We worked with Studio West Architects to redesign the building, while staying within its original footprint and created the wonderful open plan space we all enjoy today.
After a particularly tough contract in Edinburgh I took some time out to work on the rebuild of what was to become New Forge Cottage. I took a role in Penzance working with The Cornish Pirates Rugby, but when that didn’t work out I threw myself headlong into the build.
I still remember it as the best working days I’ve experienced so far. Despite the fear, exhaustion and cost, I’d recommend building your own house to anyone who is sufficiently interested to contemplate it. Working with the right team is vital, and it’s because of New Forge that we were happy to wait two years to work with the same builders on Archavon in 2015/16.
We finished New Forge late in 2010 but long before completion our funds were worrying in the true Grand Designs sense. I had to take another contract to keep the wolves at bay and it was back to the long drives home at the weekend.
We loved New Forge and had to pinch ourselves on arrival each time – it didn’t seem possible that something so good could be ours.
Over the next few years our stays became less frequent as the house gathered its own posse of fans meaning that available weekends became harder to come by. We didn’t mind though as it is so gratifying to have guests who now feel like friends and who come back year after year, sometimes a couple of times a year even. The best comments to me are when people say that they consider it to be “their” holiday home.
In 2015 I moved into Archavon in St Just having completed what I expected to be my last contract. Immediately we started work again, stripping the house back to the stone, desperate to have it finished for Amanda to join me later in the year. Although that didn’t quite happen it did mean that I was living within a good stank of New Forge and somehow that proximity meant that the idea of staying there didn’t occur to us.
Until last week.
We have had the best October weather that I can remember. I’ve been in for swims on many mornings when walking Polly. The sea has looked too tempting to resist, and its temperature has been about perfect. I haven’t yet stopped having a pair of shorts as my default dress code.

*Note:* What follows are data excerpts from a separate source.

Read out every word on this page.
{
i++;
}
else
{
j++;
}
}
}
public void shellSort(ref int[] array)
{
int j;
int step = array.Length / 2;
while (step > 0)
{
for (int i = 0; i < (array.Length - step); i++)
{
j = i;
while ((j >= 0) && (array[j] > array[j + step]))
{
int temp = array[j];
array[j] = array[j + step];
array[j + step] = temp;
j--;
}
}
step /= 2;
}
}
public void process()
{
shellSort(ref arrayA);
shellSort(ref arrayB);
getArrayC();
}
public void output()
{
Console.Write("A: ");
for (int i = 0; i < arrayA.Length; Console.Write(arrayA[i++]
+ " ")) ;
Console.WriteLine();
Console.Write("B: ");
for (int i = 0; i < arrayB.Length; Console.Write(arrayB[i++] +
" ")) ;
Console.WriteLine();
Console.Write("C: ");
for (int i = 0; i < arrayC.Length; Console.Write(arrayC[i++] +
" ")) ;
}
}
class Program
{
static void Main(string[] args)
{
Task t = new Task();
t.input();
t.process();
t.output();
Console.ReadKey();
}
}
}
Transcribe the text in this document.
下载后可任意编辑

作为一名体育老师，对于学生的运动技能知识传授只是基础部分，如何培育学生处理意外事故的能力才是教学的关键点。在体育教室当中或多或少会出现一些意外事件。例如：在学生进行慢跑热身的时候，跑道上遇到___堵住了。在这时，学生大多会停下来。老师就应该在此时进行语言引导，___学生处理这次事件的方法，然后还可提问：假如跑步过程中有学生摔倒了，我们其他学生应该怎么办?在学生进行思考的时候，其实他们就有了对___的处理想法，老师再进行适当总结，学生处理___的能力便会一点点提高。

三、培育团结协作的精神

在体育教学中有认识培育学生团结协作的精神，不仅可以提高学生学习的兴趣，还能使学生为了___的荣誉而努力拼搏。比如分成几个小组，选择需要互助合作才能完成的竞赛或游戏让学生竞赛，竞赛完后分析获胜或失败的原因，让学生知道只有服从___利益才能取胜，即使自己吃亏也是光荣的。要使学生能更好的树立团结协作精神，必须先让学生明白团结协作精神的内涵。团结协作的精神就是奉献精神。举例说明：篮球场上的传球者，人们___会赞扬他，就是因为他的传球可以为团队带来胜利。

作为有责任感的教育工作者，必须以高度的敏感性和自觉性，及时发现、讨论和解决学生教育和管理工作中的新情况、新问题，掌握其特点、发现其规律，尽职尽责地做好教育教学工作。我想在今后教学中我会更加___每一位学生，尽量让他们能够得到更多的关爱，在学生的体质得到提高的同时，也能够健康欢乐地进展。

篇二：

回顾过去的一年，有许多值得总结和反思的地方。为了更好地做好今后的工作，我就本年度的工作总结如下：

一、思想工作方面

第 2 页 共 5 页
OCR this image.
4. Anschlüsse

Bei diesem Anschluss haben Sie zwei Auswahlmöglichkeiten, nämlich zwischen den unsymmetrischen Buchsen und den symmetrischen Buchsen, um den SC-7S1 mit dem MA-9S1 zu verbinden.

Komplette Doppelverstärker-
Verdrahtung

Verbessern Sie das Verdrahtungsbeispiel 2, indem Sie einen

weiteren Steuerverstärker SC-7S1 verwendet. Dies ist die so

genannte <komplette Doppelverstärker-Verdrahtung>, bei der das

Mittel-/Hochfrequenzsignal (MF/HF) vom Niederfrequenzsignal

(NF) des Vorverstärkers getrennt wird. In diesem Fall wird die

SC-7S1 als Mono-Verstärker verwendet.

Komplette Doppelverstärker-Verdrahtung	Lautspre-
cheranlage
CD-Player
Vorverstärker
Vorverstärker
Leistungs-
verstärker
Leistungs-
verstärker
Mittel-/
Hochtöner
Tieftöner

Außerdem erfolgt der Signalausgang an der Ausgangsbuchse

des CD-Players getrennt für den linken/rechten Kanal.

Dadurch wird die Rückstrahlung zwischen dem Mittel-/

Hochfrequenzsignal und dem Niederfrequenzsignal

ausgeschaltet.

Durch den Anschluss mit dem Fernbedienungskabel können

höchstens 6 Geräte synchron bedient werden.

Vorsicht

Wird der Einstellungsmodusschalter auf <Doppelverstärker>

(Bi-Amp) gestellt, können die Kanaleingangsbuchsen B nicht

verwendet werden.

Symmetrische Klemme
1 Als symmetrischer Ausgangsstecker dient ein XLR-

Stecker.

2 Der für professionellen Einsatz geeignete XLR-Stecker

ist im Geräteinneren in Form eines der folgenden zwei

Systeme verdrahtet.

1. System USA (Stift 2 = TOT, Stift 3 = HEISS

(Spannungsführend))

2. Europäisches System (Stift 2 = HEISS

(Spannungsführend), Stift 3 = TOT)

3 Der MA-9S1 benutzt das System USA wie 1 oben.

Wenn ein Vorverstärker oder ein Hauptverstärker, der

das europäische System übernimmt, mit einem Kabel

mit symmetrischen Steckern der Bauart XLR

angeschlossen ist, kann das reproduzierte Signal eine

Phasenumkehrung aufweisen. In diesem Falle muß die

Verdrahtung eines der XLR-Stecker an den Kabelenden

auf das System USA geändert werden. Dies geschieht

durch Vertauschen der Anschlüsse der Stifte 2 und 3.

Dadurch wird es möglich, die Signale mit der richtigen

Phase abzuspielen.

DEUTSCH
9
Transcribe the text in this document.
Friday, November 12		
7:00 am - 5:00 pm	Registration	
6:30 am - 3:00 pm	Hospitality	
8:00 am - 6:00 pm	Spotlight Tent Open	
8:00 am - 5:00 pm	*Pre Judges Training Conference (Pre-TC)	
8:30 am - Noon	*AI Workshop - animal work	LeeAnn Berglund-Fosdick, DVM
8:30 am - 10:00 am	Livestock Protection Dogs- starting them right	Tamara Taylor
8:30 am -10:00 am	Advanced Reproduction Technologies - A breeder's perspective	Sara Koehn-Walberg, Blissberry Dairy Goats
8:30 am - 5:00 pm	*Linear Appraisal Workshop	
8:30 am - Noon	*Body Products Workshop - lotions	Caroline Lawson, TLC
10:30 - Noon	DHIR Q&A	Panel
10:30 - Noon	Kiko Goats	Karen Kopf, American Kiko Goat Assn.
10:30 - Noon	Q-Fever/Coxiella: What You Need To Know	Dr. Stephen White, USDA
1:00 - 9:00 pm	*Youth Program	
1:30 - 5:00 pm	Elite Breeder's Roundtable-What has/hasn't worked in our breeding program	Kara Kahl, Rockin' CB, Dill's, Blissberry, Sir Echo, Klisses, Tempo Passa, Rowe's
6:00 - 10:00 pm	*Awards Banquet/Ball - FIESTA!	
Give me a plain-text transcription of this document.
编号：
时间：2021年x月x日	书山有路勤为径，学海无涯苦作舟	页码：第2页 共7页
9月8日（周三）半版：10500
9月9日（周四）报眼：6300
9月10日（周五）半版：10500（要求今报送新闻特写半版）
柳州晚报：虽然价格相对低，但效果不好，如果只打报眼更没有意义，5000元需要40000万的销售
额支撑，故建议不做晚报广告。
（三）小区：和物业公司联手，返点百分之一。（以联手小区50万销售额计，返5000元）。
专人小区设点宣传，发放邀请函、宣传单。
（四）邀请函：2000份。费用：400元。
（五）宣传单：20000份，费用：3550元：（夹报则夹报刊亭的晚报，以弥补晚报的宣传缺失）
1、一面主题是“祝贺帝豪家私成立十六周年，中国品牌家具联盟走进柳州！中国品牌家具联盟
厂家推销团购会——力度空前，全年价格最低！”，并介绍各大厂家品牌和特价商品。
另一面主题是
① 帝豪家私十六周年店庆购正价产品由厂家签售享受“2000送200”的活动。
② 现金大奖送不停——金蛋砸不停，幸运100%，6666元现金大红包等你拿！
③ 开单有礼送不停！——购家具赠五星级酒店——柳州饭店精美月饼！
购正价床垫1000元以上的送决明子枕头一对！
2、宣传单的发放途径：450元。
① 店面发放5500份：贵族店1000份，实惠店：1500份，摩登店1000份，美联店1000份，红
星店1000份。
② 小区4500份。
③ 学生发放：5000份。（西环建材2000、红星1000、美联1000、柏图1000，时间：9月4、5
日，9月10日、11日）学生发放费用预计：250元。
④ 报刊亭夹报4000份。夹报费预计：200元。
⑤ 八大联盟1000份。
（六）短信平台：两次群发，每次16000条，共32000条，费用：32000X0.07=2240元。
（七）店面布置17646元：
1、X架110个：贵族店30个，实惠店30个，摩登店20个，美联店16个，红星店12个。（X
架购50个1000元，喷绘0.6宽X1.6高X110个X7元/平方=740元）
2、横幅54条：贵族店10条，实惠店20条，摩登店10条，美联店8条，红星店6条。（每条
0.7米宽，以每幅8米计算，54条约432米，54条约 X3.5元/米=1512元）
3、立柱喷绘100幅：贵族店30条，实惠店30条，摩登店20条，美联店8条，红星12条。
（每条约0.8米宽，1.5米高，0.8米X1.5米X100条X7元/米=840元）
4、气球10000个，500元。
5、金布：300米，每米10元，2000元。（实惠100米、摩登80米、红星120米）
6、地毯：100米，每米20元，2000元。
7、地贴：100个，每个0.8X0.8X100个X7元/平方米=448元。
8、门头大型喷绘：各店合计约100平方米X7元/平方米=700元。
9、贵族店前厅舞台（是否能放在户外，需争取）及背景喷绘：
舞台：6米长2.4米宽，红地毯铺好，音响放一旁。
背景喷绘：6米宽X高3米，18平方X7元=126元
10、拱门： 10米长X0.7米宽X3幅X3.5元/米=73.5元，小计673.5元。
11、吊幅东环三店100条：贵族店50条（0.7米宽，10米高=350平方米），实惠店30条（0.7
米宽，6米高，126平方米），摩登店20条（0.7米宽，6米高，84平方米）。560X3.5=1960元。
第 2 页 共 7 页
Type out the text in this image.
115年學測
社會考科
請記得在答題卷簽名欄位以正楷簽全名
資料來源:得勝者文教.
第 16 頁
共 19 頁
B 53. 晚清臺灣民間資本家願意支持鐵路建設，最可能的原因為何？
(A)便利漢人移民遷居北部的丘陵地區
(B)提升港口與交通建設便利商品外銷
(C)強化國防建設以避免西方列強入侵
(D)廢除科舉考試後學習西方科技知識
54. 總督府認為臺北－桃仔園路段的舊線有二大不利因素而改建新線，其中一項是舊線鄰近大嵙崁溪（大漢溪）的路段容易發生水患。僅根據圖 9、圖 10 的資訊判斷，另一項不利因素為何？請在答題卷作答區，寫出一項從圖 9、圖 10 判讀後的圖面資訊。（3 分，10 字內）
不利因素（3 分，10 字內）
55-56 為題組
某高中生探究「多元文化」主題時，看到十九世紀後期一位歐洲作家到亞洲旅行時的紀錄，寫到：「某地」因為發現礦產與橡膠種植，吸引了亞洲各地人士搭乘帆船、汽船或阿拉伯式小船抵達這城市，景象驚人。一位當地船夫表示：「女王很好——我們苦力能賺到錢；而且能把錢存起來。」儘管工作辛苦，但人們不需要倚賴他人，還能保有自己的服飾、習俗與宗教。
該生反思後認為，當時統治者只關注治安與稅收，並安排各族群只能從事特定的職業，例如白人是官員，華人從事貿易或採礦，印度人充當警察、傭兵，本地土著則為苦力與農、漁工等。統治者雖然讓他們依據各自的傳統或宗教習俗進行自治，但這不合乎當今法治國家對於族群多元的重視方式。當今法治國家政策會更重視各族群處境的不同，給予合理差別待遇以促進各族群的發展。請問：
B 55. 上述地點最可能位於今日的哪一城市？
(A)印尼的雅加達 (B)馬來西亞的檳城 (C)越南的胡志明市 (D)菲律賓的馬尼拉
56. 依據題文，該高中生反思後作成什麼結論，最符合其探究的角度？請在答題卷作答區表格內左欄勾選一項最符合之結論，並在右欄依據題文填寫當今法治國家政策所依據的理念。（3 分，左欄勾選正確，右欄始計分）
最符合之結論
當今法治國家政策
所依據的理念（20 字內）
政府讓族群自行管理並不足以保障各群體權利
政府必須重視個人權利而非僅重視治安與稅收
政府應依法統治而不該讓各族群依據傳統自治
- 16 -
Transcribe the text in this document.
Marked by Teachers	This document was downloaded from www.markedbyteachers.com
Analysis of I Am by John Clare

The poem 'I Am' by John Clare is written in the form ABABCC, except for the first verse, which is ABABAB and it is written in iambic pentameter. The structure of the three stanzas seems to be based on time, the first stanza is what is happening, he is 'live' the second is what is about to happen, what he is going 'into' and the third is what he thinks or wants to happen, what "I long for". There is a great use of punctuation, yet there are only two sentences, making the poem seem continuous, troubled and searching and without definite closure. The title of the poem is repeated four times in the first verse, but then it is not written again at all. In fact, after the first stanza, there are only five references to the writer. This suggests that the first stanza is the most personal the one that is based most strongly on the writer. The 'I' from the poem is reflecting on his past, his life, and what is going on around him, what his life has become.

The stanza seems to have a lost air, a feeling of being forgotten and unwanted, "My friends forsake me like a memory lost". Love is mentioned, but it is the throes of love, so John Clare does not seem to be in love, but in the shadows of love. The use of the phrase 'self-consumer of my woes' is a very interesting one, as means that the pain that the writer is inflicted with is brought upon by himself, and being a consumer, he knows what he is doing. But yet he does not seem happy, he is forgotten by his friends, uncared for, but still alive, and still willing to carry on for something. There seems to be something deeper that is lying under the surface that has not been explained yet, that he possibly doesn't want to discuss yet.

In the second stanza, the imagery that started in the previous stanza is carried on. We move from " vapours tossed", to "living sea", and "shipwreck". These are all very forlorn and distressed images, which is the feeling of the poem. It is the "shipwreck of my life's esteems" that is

And then last week there were two nights available at New Forge – and we went for it.
We fell in love all over again.
We built the house intending to live in it eventually and we didn’t spare the pennies.
An air source heat pump feeds the underfloor heating and the house never seems cold to me. We turned the heating off last week intending to light the wood burner, but there was no need.
There are two bedrooms and the Cabin. The Cabin was designed as my office, but is now the favourite play and sleeping space of many of our lucky younger guests. The downstairs bedroom has twin beds in a large and beautifully light room, while upstairs the vast Loaf superking bed commands a great view out over Chapel Carn Brea, the hill above us. It would be easy to pass a day reading in that room, observing the light as it changes while the hours slip by.
The 15 metre long kitchen, dining and eating space feels like it has perfect proportions and light. A large shelving unit divides the space meaning that there is plenty of private space, yet still the family group can feel sociable.
And then there’s the library. I have a low consumption habit for most things, except books. I have had to unsubscribe from publishers’ emails as I can’t resist buying more. And as a result in New Forge there is something for every taste, including a few favourites that I rebought specially for the house.
Although I was still working each day it didn’t feel like work. The hard bit was NOT going out to drink another coffee in the garden.
Whether I sat at the huge dining table, or the little desk in the cabin, I only had to look up for inspiration from the views around me.
To sleep with a light breeze blowing over us from the open window was a joy, and on the night with no wind it was so quiet it was almost enough to keep us awake.
Getting up early to sit outside with a coffee as the sun gradually pops up behind Bartinney Beacon was easy – after all it doesn’t get light down here until after seven at the moment.
And then to wander down to Gwenver and be the only person on the beach. To lie back on a rock and absorb the sun’s warmth as Polly sniffed around the rock pools. To walk along to Sennen and stop off at the lovely Little Bo Café. Suddenly I understood the success and popularity of this wonderful house. Staying here is very special indeed.
It’s not just the house, the beach, the cliff top walks. The whole combines to create a feeling of calm that I’m not sure you can put your finger on.
I don’t know when we’ll be back at New Forge to stay again, but I look forward to it already.